ANASAYFA

İLETİŞİM

ZİY. DEFTERİ

GALERİ

FİLM-İZLE

MÜZİK-VİDEO

OYUN OYNA

İNDİRME ARŞİV

Alev lenz


Alev Lenz

Herşeyin hem birbirinden farklı hem de birbirinin aynısı olan bir paralel evren düşleyin. Köklerin göklerin ta tepesine uzandıkları, “insanların gitmek istedikleri yerlere gidebildikleri”, şarkıcıların yaşam öykülerini dizelerde anlattıkları, ve uzaklarda, çok uzaklarda kentlerin yeniden birer yuvaya dönüştükleri bir evren.

East Village’de sigaranın yasaklanmadığı küçük bir bar düşleyin, burada yanlız insanların “güzel ve sağlıklı olmak için şefkate gereksinim duydukları”, “kırmızı şarapla sırılsıklam oldukları” ve itiş kakış Lach’ın herkese açık mikrofon seansını dinledikleri o barda insanlar her Pazartesi akşamı kalplerini şarkıcı söz yazarı Alev Lenz ve piyanosuna terkederler: siyah beyaz bir filmden enstantaneler—klavye tuşları. Alev, 26 yaşında sarışın bir genç kadın olup ruhu Doğu’ya aklı Batı’ya özgü ve kozmopolitan vizyona sahip bir insan olarak ortamı devralır. Sadece varlığı herkesi yakalarcasına gerçekten dikkatleri üzerinde toplar, ve o, atmosferi tatlı duygular ve sezişlerle doldurmayı başarmıştır. Yalın ve muhteşem sesiyle canlı ve rengarenk imgeler resmederek yaşama 1000 bir öyküler aktarır—şefkatli ve “birbirlerinin gözlerinde bulmayı” umdukları ve hepimizin ardında olduğumuz şeyi: aşkı arayan bir insanın öykülerini.

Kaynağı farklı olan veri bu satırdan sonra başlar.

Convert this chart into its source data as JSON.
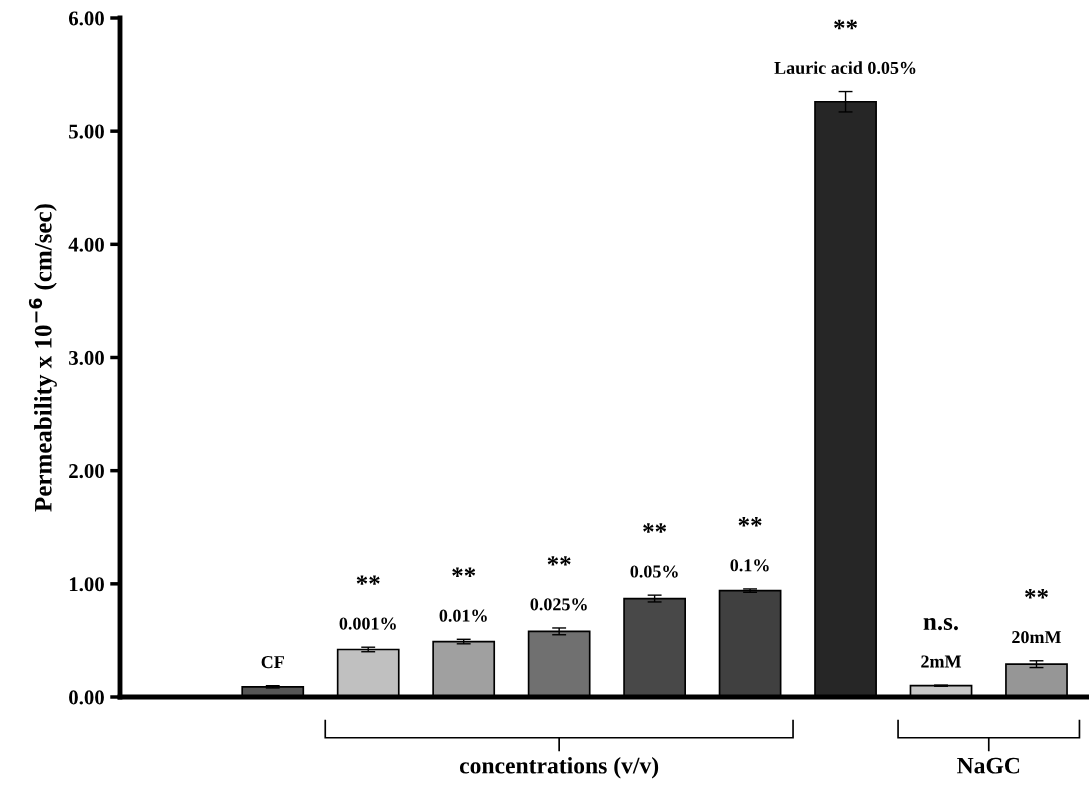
{
  "chart_data": {
    "type": "bar",
    "ylabel": "Permeability x 10$^{−6}$ (cm/sec)",
    "categories": [
      "CF",
      "0.001%",
      "0.01%",
      "0.025%",
      "0.05%",
      "0.1%",
      "Lauric acid 0.05%",
      "2mM",
      "20mM"
    ],
    "values": [
      0.09,
      0.42,
      0.49,
      0.58,
      0.87,
      0.94,
      5.26,
      0.1,
      0.29
    ],
    "errors": [
      0.01,
      0.02,
      0.02,
      0.03,
      0.03,
      0.015,
      0.09,
      0.005,
      0.03
    ],
    "colors": [
      "#555555",
      "#c0c0c0",
      "#a0a0a0",
      "#707070",
      "#484848",
      "#404040",
      "#262626",
      "#c8c8c8",
      "#969696"
    ],
    "ylim": [
      0,
      6
    ],
    "yticks": [
      {
        "value": 0,
        "label": "0.00"
      },
      {
        "value": 1,
        "label": "1.00"
      },
      {
        "value": 2,
        "label": "2.00"
      },
      {
        "value": 3,
        "label": "3.00"
      },
      {
        "value": 4,
        "label": "4.00"
      },
      {
        "value": 5,
        "label": "5.00"
      },
      {
        "value": 6,
        "label": "6.00"
      }
    ],
    "grid": false,
    "legend": false,
    "annotations": [
      "concentrations (v/v)",
      "NaGC",
      "**",
      "**",
      "**",
      "**",
      "**",
      "**",
      "n.s.",
      "**"
    ]
  }
}
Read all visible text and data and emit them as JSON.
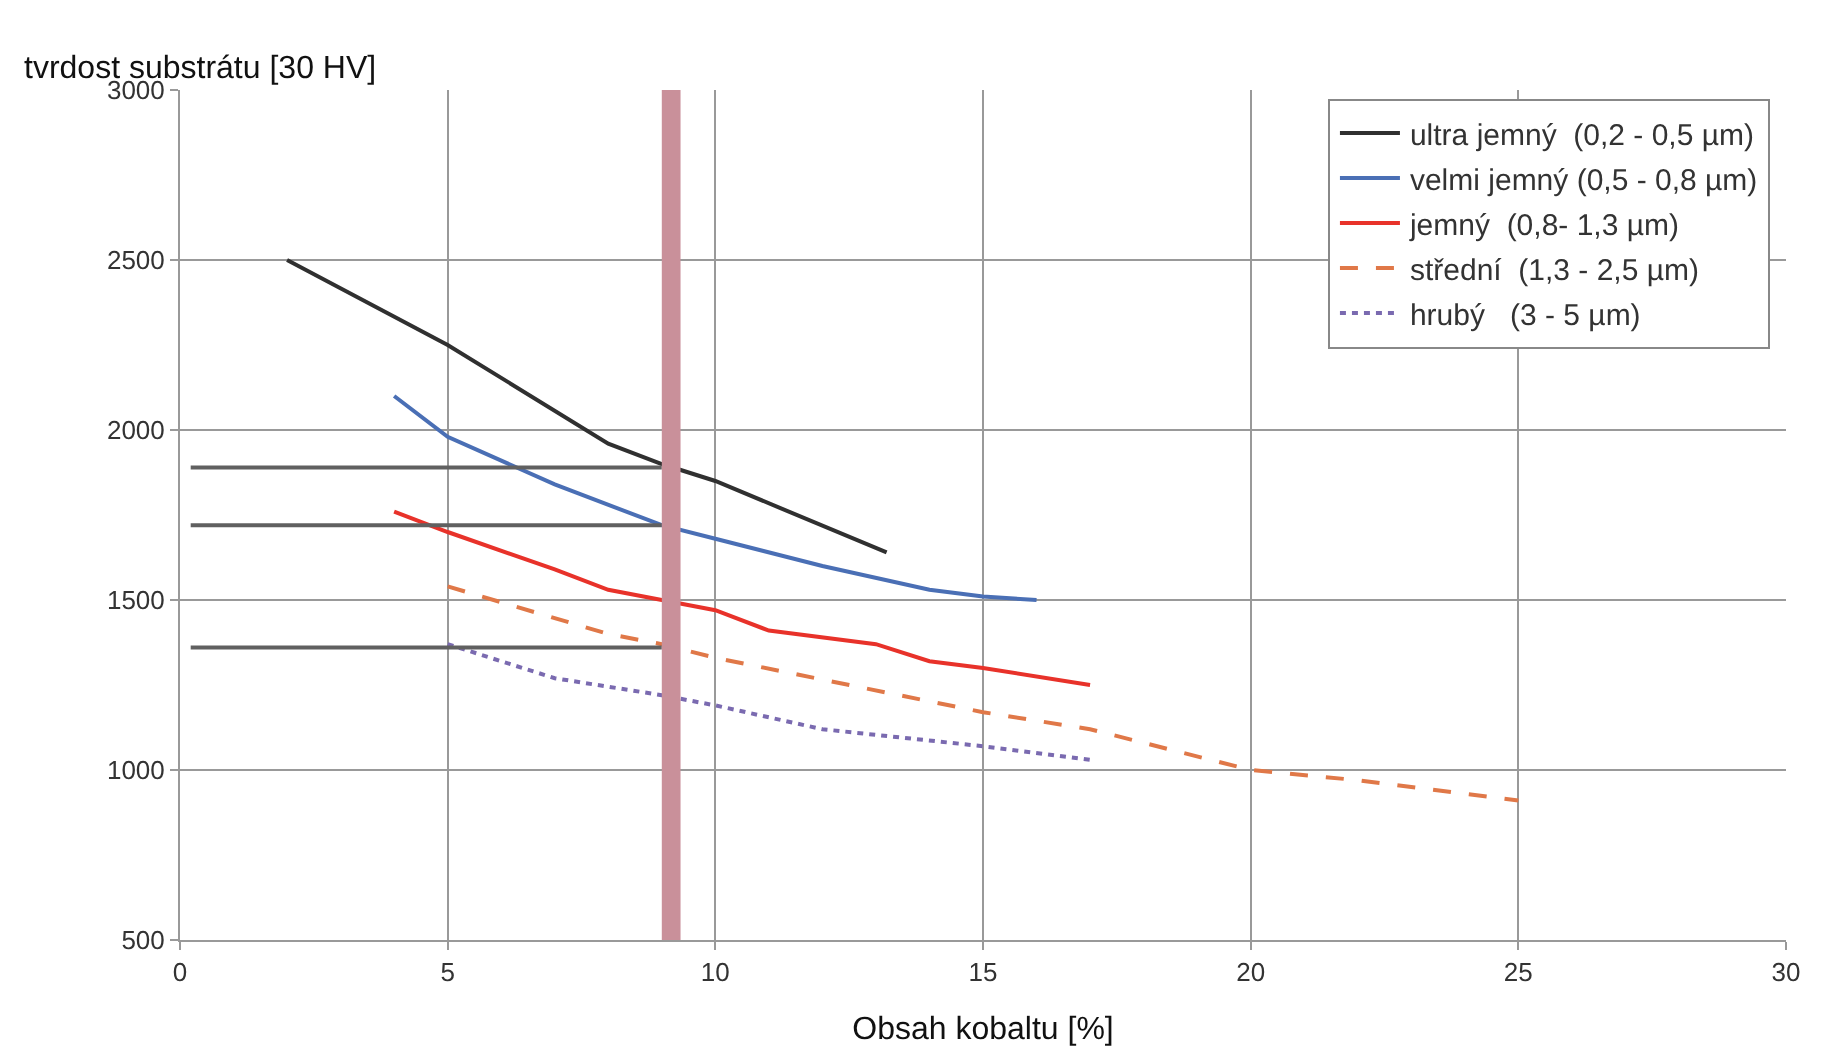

Her şey bir uçağa binmekle başlar – “Uçuş numarası 1701” bilinmeyene yolculuktur. Bu metaforik bir deneyimdir çünkü “1701” onun doğum günüdür ve uçak Alev’in kendisidir. Yeni olanaklar ve kaçırılmış fırsatlar bir anafor gibi havada kıvrılırlar, “sessizlik düşüncelerle doludur”, “ruh ölmekten korkar”. Bilinmeyene sıçrayarak, Alev’e adeta “sözlerin artık dokunamadığı durumda” refakat eden müzik “, herşey bir biçime bürünür. Alev bir hatırasını şöyle anlatıyor: “Açık mikrofon seanslarına katılmak üzere New York’a giden bir Alman komedyeninden esinlenerek aynı şeyi ben de yapmaya karar verdim. Bir uçağa atladım ve sonuçta altı hafta kaldım. Şarkı söyledim, piyano çaldım, aşık oldum ve yaşadım. Muhteşemdi. O zamandan beri ne zaman elime fırsat geçse soluğu New York’da alırım.”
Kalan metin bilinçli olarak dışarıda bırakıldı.